Search code examples
sqldb2subquerywhere-clause

DB2 - find same rec between 2 big files


I have 2 files with same structure (20 fields) and I must find if there exist equal record. The problem is that this files have more that 40 millions recs.

So I have start a SELECT like:

SELECT * FROM TABLE_A
  WHERE FIELD1||FIELD2||FIELD3||FIELD4...etc
  IN (SELECT FIELD1||FIELD2||FIELD3||FIELD4...etc
        FROM TABLE_B) 

I have started more that 24 hours ago.

Can anybody tell me please if there is a more quick solution and how can I improved it please ?

Thanks all in advance

Denis


Solution

  • I would recommend exists:

    select *
    from table_a a
    where exists (
        select 1
        from table_b b
        where b.field1 = a.field1 and b.field2 = a.field2 and ...
    );
    

    The benefits are:

    • correctness: this checks for exact matches, while the method that concatenates the string may generate fake positives (not to mention conversion problems if some columns are not strings)

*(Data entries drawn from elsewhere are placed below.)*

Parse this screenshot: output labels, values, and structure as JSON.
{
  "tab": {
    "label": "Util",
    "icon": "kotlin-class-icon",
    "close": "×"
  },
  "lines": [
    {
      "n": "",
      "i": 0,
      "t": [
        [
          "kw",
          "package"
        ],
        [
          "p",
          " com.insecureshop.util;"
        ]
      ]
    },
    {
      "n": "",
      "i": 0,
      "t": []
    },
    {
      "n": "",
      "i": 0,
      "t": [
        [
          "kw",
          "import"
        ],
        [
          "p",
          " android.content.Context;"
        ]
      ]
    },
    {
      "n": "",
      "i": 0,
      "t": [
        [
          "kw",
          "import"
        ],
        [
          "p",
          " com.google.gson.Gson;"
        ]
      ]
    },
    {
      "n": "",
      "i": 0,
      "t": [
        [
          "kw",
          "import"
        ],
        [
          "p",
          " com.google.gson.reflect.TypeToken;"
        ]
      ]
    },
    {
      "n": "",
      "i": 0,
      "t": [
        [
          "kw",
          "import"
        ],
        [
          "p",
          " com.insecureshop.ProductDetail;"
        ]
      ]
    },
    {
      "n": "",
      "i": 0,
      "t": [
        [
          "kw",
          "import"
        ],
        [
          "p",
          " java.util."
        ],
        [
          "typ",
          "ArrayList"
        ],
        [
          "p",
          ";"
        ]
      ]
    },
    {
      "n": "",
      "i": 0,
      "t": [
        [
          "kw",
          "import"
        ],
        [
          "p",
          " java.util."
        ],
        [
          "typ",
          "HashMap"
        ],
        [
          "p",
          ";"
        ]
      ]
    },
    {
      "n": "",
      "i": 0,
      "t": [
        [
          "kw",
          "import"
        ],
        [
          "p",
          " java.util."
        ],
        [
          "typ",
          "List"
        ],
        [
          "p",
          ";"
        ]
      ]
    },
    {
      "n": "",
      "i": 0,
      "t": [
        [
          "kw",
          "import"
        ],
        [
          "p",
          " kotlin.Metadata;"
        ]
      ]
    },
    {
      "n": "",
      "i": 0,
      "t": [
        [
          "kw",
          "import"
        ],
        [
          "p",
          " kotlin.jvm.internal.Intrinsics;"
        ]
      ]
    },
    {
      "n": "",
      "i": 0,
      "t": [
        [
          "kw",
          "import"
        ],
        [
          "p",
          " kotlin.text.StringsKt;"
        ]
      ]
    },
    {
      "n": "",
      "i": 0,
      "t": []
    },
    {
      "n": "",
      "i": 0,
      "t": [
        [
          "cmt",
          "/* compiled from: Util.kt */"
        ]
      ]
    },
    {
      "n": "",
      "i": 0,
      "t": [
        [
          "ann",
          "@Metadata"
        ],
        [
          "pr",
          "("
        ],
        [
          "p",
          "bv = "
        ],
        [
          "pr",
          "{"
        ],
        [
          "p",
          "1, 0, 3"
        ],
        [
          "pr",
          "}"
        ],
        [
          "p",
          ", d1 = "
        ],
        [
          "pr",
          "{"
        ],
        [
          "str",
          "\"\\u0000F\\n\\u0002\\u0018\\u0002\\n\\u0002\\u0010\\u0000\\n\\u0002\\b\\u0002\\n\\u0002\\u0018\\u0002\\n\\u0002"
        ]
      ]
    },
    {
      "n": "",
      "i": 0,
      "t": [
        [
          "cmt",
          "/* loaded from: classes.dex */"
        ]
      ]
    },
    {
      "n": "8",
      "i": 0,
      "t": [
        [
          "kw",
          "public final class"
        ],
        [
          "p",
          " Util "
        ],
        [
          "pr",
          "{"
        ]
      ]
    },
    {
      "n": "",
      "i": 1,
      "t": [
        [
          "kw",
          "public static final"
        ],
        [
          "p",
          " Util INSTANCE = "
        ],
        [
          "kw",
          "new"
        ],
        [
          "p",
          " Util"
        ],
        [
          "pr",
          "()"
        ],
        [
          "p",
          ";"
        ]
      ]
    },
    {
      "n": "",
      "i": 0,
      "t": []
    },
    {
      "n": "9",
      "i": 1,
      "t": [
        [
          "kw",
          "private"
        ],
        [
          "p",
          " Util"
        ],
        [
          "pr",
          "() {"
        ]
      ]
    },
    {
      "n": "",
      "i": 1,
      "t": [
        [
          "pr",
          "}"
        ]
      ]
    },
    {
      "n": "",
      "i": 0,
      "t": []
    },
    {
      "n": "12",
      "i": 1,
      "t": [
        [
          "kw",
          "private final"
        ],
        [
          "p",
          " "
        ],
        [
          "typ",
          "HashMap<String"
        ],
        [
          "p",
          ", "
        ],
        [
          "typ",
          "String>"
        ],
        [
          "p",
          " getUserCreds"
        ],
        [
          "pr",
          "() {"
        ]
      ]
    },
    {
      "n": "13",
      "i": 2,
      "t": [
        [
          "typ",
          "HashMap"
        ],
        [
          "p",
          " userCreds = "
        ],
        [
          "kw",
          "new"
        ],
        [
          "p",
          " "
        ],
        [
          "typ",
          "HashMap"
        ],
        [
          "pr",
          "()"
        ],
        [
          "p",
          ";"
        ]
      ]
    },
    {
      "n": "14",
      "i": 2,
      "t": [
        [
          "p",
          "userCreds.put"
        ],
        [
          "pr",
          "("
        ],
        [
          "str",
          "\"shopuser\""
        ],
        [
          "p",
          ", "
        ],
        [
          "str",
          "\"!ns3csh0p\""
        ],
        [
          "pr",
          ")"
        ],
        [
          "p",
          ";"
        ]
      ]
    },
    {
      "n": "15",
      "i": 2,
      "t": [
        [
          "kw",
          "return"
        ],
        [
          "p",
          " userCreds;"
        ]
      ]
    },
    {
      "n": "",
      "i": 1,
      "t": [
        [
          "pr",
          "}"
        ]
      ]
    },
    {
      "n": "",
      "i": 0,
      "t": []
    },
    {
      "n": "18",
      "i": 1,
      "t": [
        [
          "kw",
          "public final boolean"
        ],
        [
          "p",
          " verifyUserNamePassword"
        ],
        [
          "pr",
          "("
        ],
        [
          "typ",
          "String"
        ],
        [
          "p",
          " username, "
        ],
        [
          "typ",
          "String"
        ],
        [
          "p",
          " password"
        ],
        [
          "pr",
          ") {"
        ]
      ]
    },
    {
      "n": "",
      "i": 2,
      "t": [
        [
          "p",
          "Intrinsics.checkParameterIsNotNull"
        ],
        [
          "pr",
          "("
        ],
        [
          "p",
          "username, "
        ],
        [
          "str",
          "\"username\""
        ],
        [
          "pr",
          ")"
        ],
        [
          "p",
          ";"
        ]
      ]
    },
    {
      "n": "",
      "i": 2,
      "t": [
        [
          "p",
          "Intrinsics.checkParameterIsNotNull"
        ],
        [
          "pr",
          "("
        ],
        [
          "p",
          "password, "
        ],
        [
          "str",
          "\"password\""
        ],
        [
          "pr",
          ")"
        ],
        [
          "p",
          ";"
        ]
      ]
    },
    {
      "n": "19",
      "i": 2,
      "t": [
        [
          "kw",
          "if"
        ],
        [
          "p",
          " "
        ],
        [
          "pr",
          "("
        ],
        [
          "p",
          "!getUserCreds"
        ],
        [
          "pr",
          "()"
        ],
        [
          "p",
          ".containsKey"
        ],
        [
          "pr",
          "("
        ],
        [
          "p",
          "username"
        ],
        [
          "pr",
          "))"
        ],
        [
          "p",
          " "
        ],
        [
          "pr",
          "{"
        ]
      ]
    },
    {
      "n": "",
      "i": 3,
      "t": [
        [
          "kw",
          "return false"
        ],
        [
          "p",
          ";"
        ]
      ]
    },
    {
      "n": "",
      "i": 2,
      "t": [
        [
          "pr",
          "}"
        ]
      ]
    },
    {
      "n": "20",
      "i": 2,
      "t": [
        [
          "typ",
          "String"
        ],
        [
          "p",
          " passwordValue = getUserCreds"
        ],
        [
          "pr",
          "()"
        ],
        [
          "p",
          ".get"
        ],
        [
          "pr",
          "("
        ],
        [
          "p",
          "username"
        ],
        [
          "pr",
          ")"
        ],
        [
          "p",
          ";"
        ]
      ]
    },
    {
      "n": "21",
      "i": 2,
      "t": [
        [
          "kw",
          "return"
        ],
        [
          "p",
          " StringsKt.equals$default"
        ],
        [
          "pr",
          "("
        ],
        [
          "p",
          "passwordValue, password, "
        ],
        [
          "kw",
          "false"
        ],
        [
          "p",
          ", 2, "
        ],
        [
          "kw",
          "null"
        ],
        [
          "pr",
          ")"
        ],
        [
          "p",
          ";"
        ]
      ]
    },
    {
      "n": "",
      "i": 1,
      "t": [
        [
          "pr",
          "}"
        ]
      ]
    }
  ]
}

    • performance: the expression in the from clause of the subquery is SARGable; if you were to create an index on at least a subset of these 40 columns, the database probably could take advantage of it when executing the query

    Note: this does not properly handle null values; if you want to consider null values as equal, then you need more complicated expressions:

    where 
        (b.field1 = a.field1 or (b.field1 is null and a.field1 is null))
        and (b.field2 = a.field2 or (b.field2 is null and a.field2 is null))
        and ...